Pratap Superfast Express

Overview
- Service type: Superfast Express
- First service: 7 January 2010; 16 years ago
- Current operator: North Western Railway

Route
- Termini: Bikaner (BKN) Kolkata (KOAA)
- Stops: 19
- Distance travelled: 1,887 km (1,173 mi)
- Average journey time: 30 hours 35 mins
- Service frequency: Weekly
- Train number: 12495 / 12496

On-board services
- Classes: AC 2 Tier, AC 3 Tier, Sleeper Class, General Unreserved
- Seating arrangements: Yes
- Sleeping arrangements: Yes
- Catering facilities: On-board catering, E-catering
- Observation facilities: Large windows
- Baggage facilities: Available
- Other facilities: Below the seats

Technical
- Rolling stock: LHB coach
- Track gauge: 1,676 mm (5 ft 6 in)
- Operating speed: 70 km/h (43 mph) average including halts.

= Pratap Express =

Train in India

The 12495 / 12496 Pratap Superfast Express is a superfast express train belonging to Indian Railways – North Western Railway zone that runs between and Kolkata Chitpur in India. It often is delayed nearly by four hours late. The train received its LHB coach.

It operates as train number 12495 from Bikaner Junction to Kolkata and as train number 12496 in the reverse direction, serving the states of Rajasthan, Uttar Pradesh, Bihar, Jharkhand and West Bengal.

==Coaches==

Earlier this train runs on ICF coaches now they were upgraded to LHB coaches

The 12495/12496 Pratap Express has one AC 2 tier, five AC 3 tier, eight Sleeper class, six Unreserved/General and two EOG coaches. It does not carry a pantry car .

==Service==

The 12495 Pratap Express covers the distance of 1885 km in 31 hours 55 mins (59.06 km/h) and in 31 hours 05 mins as 12496 Pratap Express (60.64 km/h).

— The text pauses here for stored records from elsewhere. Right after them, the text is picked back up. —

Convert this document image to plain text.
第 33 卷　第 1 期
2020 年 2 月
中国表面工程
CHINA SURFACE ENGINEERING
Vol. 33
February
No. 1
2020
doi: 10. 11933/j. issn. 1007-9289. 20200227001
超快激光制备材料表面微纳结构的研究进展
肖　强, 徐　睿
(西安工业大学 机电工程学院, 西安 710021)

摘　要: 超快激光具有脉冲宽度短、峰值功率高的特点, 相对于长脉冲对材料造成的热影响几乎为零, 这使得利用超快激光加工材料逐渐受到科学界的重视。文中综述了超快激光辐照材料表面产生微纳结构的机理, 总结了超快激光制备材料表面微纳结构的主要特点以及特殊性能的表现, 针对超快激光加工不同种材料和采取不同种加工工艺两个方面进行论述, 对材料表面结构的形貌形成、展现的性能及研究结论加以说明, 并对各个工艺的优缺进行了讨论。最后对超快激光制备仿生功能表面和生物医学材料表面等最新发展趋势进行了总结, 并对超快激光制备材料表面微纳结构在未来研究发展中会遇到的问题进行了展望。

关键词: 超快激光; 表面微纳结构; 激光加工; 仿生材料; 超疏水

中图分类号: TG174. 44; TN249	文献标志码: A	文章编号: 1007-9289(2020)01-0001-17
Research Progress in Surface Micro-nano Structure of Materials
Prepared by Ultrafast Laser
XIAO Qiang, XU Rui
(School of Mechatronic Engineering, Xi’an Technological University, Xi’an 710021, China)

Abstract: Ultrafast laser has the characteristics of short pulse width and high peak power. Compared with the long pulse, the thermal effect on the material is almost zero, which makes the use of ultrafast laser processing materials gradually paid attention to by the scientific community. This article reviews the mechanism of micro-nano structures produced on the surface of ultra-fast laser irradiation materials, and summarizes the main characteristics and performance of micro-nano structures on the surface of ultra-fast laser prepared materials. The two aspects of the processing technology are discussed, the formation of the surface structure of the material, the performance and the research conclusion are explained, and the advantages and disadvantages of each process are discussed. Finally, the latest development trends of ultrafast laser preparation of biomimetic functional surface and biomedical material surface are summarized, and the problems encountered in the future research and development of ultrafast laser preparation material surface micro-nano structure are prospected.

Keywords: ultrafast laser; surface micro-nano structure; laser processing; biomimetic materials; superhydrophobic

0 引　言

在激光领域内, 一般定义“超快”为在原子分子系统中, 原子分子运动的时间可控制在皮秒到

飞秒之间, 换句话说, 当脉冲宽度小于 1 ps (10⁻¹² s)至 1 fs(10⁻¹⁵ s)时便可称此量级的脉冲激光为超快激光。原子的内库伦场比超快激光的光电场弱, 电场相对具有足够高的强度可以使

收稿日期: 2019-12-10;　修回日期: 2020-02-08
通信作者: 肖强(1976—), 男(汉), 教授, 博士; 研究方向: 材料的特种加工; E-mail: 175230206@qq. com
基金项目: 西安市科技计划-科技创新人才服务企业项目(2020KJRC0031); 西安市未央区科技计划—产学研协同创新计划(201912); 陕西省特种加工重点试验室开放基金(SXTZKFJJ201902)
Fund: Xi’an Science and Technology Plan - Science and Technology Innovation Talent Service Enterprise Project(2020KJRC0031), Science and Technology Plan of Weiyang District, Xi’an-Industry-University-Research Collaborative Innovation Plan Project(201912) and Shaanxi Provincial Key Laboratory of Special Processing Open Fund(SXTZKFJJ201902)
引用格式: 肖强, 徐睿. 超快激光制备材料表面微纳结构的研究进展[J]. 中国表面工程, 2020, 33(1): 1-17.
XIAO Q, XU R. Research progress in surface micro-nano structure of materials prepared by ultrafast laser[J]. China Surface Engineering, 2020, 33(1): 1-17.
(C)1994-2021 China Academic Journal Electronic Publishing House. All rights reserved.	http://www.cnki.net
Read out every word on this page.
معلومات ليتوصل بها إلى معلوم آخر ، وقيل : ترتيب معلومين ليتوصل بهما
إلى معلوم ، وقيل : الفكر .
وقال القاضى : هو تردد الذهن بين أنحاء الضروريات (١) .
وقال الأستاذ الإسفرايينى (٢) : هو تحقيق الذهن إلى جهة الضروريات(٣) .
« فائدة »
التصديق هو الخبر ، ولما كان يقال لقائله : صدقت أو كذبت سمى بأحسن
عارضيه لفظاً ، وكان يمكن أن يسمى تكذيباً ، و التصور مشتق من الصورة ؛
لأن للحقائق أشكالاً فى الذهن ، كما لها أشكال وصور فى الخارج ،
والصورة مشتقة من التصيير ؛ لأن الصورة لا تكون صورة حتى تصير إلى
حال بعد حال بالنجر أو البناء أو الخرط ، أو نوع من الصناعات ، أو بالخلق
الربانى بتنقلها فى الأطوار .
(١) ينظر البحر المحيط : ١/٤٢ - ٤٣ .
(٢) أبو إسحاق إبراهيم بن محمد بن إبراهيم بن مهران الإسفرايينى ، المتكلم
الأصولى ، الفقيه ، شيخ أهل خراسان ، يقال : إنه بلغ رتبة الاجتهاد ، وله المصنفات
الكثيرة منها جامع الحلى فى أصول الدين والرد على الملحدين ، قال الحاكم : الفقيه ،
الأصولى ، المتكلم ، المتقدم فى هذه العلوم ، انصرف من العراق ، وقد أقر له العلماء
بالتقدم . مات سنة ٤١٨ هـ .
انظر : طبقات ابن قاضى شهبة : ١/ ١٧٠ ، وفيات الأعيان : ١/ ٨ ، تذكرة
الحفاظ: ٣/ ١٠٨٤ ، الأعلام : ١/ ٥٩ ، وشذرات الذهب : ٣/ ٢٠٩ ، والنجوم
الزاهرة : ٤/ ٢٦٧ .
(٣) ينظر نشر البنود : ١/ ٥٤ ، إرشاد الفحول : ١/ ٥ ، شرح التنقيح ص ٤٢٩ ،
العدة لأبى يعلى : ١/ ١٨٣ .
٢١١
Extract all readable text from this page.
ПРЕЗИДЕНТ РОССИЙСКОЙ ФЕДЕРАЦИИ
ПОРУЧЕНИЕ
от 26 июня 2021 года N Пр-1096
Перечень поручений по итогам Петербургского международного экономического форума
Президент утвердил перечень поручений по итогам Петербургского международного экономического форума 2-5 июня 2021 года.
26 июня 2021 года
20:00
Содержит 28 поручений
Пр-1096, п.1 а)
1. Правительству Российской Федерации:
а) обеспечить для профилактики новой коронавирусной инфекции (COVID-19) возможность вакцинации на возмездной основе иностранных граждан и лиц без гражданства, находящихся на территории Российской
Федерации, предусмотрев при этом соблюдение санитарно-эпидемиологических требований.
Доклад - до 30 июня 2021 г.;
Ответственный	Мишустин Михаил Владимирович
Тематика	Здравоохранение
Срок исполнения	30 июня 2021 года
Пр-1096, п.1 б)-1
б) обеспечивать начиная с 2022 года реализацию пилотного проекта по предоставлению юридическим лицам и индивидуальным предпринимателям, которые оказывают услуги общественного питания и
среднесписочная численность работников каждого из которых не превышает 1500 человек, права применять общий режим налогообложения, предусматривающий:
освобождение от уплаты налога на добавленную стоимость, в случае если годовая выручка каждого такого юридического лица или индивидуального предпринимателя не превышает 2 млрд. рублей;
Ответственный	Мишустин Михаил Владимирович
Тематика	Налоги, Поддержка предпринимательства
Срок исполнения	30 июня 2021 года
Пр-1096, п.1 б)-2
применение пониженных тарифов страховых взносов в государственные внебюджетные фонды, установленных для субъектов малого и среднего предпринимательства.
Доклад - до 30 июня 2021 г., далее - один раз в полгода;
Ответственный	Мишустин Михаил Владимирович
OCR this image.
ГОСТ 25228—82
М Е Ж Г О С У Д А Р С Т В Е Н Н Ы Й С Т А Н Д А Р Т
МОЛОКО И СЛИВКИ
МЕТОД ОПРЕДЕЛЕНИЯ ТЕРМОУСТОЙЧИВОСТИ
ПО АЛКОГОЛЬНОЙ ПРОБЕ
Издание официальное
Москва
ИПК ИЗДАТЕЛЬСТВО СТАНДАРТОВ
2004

As the average speed of the train is above 55 km/h, as per Indian Railways rules, its fare includes a Superfast surcharge.

==Time table==

| Station Code | Station Name | Arrival | Departure |
|---|---|---|---|
| BKN | Bikaner Junction | --- | 06:00 |
| NOK | Nokha | 06:44 | 06:46 |
| NGO | Nagaur | 07:20 | 07:25 |
| DNA | Degana Junction | 08:39 | 08:42 |
| MKN | Makrana Junction | 09:12 | 09:15 |
| JP | Jaipur Junction | 11:15 | 11:25 |
| BKI | Bandikui Junction | 12:58 | 13:00 |
| BTE | Bharatpur Junction | 14:03 | 14:05 |
| AH | Achhnera Junction | 14:28 | 14:30 |
| AF | Agra Fort | 15:05 | 15:30 |
| TDL | Tundla Junction | 16:45 | 16:50 |
| CNB | Kanpur Central | 19:30 | 19:35 |
| PRYJ | Prayagraj Junction | 22:05 | 22:10 |
| DDU | Pt DD Upadhyaya Junction | 02:28 | 02:38 |
| GAYA | Gaya Junction | 04:45 | 04:50 |
| KQR | Koderma Junction | 06:26 | 06:28 |
| DHN | Dhanbad Junction | 08:40 | 08:45 |
| ASN | Asansol Junction | 09:56 | 10:01 |
| DGR | Durgapur | 10:29 | 10:31 |
| BWN | Barddhaman Junction | 11:22 | 11:24 |
| KOAA | Kolkata | 13:05 | --- |

==Operation==

- 12495 Pratap Express runs from Bikaner Junction every Thursday reaching Kolkata on Friday .
- 12496 Pratap Express runs from Kolkata every Friday reaching Bikaner Junction on Sunday.

==Traction==
earlier before WAP-7 locomotive upgrade this train was used to run with WAP-5 and now Both trains are hauled by a Bhagat Ki Kothi Loco Shed or Ghaziabad Loco Shed-based WAP-7 electric locomotive from Bikaner to Kolkata and vice versa.

==Rake sharing==

The train shares its rake with 22473/22474 Bandra Terminus–Bikaner Superfast Express.